Наставник слегка нахмурился.
— Ты совершенно напрасно предупредила его тогда ночью на пляже. Роско не полагается знать планы Земли до того, как она решит сообщить ему сама.
— Планы Земли или планы Наставников? Или, может быть, планы одного какого-нибудь Наставника, который вообразил себе, что дергает за ниточки? Как Земля сообщает Роско? Снова через того же самого Наставника? Который думает, что он теперь нашел себе хитрую лазейку. Что его подружка станет за него договариваться, с кем ему нужно. Что он теперь на короткой ноге с Теми, Кого…
— Нока!!!
Наставник резко встал, прошелся по комнате. Нока опять была послушной девочкой, которая наворачивает на палец прядку. Успокаиваясь, Наставник Скин передвинул одно-два кресла, придерживая их за спинки. Успокоился. Сел. Попробовал обратиться к Ноке мысленно.

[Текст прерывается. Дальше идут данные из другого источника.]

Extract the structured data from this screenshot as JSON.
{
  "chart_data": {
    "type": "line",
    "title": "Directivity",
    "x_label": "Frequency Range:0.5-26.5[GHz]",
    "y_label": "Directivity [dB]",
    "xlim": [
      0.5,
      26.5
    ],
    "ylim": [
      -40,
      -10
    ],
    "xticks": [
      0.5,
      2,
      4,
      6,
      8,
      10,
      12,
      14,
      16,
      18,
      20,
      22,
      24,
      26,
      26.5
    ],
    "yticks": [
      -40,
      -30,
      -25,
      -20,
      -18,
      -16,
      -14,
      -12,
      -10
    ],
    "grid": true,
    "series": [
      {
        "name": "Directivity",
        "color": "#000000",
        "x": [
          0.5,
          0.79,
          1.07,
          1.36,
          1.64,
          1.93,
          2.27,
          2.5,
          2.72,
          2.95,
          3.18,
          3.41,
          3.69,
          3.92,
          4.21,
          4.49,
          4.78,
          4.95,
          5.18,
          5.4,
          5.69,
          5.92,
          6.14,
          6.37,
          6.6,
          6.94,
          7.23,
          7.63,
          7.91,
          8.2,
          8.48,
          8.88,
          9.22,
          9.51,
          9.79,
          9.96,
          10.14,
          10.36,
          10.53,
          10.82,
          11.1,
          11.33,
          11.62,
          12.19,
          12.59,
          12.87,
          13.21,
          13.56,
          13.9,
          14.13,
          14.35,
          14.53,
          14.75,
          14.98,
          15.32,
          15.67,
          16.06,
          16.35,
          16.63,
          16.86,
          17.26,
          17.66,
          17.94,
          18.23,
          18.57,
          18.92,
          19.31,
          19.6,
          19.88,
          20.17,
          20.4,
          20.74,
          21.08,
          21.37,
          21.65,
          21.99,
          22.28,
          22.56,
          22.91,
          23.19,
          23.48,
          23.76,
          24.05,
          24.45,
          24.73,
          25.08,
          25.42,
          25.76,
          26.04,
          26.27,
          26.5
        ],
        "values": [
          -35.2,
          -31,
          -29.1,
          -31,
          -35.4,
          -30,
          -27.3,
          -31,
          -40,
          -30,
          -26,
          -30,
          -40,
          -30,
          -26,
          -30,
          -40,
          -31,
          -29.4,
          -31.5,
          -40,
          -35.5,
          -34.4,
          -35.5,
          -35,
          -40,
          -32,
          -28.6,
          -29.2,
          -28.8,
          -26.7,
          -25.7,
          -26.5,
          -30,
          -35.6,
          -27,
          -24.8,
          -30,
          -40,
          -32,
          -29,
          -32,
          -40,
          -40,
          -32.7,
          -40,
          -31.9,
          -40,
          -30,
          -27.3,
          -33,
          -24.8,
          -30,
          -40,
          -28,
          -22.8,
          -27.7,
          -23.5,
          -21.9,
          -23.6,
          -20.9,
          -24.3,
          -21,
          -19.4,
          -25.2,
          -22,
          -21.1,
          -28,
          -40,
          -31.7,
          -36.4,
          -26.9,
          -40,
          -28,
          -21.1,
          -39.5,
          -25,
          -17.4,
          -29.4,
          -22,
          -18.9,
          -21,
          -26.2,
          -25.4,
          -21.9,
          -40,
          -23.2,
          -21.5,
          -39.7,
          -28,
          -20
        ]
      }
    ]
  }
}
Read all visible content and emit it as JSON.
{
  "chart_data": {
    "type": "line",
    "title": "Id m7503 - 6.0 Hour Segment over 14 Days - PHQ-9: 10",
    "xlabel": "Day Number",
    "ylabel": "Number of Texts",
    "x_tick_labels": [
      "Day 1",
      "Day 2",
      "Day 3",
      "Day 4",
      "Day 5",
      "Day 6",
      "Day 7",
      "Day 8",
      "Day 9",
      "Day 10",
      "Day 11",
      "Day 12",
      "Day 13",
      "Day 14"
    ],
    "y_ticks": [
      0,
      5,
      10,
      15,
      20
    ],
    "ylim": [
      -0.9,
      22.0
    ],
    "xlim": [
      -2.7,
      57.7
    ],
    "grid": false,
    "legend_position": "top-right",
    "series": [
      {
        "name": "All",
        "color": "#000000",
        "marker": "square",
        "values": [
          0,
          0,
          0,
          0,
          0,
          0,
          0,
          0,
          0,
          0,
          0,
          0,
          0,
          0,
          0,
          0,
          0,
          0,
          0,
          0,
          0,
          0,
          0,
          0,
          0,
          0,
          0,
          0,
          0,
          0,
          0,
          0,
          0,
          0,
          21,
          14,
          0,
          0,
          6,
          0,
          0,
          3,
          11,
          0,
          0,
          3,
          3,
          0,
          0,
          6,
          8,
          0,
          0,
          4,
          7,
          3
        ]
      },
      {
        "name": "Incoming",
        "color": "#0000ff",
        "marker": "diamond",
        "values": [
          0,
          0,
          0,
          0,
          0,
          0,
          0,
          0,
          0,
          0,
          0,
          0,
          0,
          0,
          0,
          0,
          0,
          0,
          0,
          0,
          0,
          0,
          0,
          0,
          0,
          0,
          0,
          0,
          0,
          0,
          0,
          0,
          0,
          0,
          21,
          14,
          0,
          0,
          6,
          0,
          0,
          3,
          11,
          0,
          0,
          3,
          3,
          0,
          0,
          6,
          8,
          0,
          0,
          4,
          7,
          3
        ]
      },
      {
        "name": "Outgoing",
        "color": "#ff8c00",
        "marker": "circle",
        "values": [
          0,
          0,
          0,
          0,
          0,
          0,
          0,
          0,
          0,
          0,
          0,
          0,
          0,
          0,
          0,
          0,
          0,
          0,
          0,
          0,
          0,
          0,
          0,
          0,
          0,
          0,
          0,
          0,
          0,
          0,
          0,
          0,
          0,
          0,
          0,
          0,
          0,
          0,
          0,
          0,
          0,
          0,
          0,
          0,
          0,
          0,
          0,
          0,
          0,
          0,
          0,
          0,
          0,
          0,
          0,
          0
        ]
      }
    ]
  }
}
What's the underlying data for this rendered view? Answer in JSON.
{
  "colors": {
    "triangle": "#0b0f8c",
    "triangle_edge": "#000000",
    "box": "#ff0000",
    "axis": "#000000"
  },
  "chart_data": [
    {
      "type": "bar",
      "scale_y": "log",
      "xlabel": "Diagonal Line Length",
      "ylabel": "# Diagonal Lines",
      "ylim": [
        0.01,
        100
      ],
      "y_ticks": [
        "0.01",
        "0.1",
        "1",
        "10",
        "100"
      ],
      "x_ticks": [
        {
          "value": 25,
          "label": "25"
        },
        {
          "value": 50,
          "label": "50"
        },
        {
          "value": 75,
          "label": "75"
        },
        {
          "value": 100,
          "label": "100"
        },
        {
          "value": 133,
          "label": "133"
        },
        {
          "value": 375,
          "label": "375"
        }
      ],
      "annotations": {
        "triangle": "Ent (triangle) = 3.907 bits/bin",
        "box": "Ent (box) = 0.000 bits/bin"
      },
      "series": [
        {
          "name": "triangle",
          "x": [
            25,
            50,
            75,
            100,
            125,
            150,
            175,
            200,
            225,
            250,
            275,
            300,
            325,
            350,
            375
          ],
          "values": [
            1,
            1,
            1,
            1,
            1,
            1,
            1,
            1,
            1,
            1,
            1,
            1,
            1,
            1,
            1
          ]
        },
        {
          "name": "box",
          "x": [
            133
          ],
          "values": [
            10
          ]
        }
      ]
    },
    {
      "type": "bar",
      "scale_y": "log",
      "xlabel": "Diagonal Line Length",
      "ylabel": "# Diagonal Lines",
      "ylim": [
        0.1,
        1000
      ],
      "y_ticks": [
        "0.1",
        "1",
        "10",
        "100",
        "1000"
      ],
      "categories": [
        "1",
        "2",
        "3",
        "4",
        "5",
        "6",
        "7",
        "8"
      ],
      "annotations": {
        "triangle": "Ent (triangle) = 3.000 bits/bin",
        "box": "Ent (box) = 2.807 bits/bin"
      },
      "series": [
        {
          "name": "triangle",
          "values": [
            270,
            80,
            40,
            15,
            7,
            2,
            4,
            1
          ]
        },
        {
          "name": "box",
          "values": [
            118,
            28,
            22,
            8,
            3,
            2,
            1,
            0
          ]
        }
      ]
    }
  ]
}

(Девочка, ты не должна так говорить…)
— Нет уж, я говорить буду. Говорить словами. Как вам тут Роско докладывает.
— Могу сказать только то же, что говорю в таких случаях Роско: как тебе будет удобнее.
— Ты не ответил о Переселении.
— Нока, дорогая, — Наставник был, похоже, искренне удивлен, — тебе-то какое до Переселения дело? Тебе ни в одно не идти, уж я позабочусь. Между прочим, по рождению ты была Нолкой. Имя Переселенки. Думаешь, просто было сделать из «Нолки» — «Ноку»?
— Да-а? И как же тебе удалось, все хотела спросить?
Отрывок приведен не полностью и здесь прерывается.